Once I was a clever boy learning the arts of Oxford... is a quotation from the verses written by Bishop Richard Fleming (c.1385-1431) for his tomb in Lincoln Cathedral. Fleming, the founder of Lincoln College in Oxford, is the subject of my research for a D. Phil., and, like me, a son of the West Riding. I have remarked in the past that I have a deeply meaningful on-going relationship with a dead fifteenth century bishop... it was Fleming who, in effect, enabled me to come to Oxford and to learn its arts, and for that I am immensely grateful.


Monday, 19 May 2025

Marian Pilgrimage - Our Lady of Kersey


Last year I added another shrine to the itinerary by including the statue of Our Lady of Pity in the parish church at Kersey in Suffolk. This was a Paris shrine with an appeal that extended over there rather wider area..

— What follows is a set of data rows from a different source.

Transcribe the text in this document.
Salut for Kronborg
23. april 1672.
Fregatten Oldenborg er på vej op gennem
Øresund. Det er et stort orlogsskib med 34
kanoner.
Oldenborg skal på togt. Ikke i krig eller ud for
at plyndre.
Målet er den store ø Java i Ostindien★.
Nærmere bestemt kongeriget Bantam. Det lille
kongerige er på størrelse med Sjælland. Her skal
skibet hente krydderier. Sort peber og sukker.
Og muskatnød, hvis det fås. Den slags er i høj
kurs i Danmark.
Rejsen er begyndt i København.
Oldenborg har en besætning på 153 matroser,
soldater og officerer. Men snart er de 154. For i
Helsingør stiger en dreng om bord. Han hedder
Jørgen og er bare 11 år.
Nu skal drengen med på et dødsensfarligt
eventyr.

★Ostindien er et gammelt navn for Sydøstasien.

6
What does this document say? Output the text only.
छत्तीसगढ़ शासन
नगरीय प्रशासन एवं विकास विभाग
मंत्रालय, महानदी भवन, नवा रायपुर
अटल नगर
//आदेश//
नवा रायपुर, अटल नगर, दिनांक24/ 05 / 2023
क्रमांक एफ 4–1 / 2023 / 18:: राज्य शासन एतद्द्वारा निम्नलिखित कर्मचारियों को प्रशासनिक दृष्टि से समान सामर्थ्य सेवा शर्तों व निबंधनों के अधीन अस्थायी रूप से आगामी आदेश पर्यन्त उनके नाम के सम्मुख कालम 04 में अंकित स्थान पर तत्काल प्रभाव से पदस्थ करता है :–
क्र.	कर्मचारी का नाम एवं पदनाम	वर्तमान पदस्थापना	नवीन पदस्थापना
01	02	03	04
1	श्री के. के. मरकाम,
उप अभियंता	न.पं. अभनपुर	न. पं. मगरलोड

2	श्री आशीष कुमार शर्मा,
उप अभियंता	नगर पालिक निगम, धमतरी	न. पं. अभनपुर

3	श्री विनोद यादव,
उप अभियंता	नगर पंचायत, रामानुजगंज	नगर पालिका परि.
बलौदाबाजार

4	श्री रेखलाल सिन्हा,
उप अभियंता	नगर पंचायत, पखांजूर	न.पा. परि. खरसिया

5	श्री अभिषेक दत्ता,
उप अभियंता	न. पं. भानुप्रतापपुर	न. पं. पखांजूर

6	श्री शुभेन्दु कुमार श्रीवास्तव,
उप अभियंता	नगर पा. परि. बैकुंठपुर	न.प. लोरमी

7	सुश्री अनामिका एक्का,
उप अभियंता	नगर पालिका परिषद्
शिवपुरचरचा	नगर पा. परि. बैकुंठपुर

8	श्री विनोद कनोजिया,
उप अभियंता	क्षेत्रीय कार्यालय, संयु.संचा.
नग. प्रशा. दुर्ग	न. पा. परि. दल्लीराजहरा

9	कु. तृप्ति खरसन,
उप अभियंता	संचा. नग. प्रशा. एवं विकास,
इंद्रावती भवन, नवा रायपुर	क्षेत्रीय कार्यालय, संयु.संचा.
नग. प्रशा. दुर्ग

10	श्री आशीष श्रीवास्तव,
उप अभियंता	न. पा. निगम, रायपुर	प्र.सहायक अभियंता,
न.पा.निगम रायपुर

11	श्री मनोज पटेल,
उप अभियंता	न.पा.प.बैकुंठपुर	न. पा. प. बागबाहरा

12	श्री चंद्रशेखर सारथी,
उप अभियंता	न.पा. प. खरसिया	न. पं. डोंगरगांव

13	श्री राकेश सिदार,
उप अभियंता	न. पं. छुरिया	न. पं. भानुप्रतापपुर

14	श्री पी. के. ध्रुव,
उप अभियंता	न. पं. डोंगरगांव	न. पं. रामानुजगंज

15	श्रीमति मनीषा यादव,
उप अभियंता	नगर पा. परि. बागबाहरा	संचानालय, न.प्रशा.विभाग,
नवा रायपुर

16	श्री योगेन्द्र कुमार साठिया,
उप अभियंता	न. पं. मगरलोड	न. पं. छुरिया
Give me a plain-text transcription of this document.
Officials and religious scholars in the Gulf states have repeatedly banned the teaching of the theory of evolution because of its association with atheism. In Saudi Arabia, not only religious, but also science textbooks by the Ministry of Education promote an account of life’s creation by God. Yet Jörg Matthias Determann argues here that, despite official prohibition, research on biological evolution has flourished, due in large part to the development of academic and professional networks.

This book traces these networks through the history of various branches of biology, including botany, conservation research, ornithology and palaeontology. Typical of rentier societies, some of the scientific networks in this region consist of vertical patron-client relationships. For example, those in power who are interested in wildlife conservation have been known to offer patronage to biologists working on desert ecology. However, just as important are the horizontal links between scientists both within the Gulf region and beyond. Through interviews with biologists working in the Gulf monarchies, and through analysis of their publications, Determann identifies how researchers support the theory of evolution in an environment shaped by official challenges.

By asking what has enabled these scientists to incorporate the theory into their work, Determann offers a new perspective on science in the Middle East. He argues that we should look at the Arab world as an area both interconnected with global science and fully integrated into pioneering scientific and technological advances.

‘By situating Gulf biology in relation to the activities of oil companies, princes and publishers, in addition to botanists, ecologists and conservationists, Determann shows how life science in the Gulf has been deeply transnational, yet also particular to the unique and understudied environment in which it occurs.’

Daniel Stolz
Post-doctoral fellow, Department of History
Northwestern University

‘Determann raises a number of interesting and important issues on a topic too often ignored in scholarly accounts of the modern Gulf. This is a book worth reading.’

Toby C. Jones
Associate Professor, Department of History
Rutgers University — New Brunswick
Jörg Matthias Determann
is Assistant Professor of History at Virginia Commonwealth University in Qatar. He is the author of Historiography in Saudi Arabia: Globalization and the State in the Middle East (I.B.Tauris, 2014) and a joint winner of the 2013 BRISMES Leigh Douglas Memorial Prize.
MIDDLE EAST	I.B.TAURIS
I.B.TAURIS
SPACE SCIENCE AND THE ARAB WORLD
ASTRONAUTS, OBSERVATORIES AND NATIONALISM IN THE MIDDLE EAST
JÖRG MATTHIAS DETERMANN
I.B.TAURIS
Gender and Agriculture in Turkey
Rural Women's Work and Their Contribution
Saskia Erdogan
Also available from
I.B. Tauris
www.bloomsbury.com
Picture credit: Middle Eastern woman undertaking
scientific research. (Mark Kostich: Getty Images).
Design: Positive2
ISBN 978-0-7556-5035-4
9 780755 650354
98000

My article from last year can be seen at Marian Pilgrimage - Our Lady of Kersey

After I posted that I was contacted by my friend Simon Cotton, who has a great knowledge of the churches of East Anglia, and who drew my attention to an article he had had published in the April 2021 edition of New Directions  This is about the shrine at Kersey, its physical remains in the south aIsle of the church, and which also looks at other local parish shrines in the region during the later medieval period. Not only is it handsomely illustrated but he included the text of a 1464 grant of an indulgence by Pope Pius II to the shrine. 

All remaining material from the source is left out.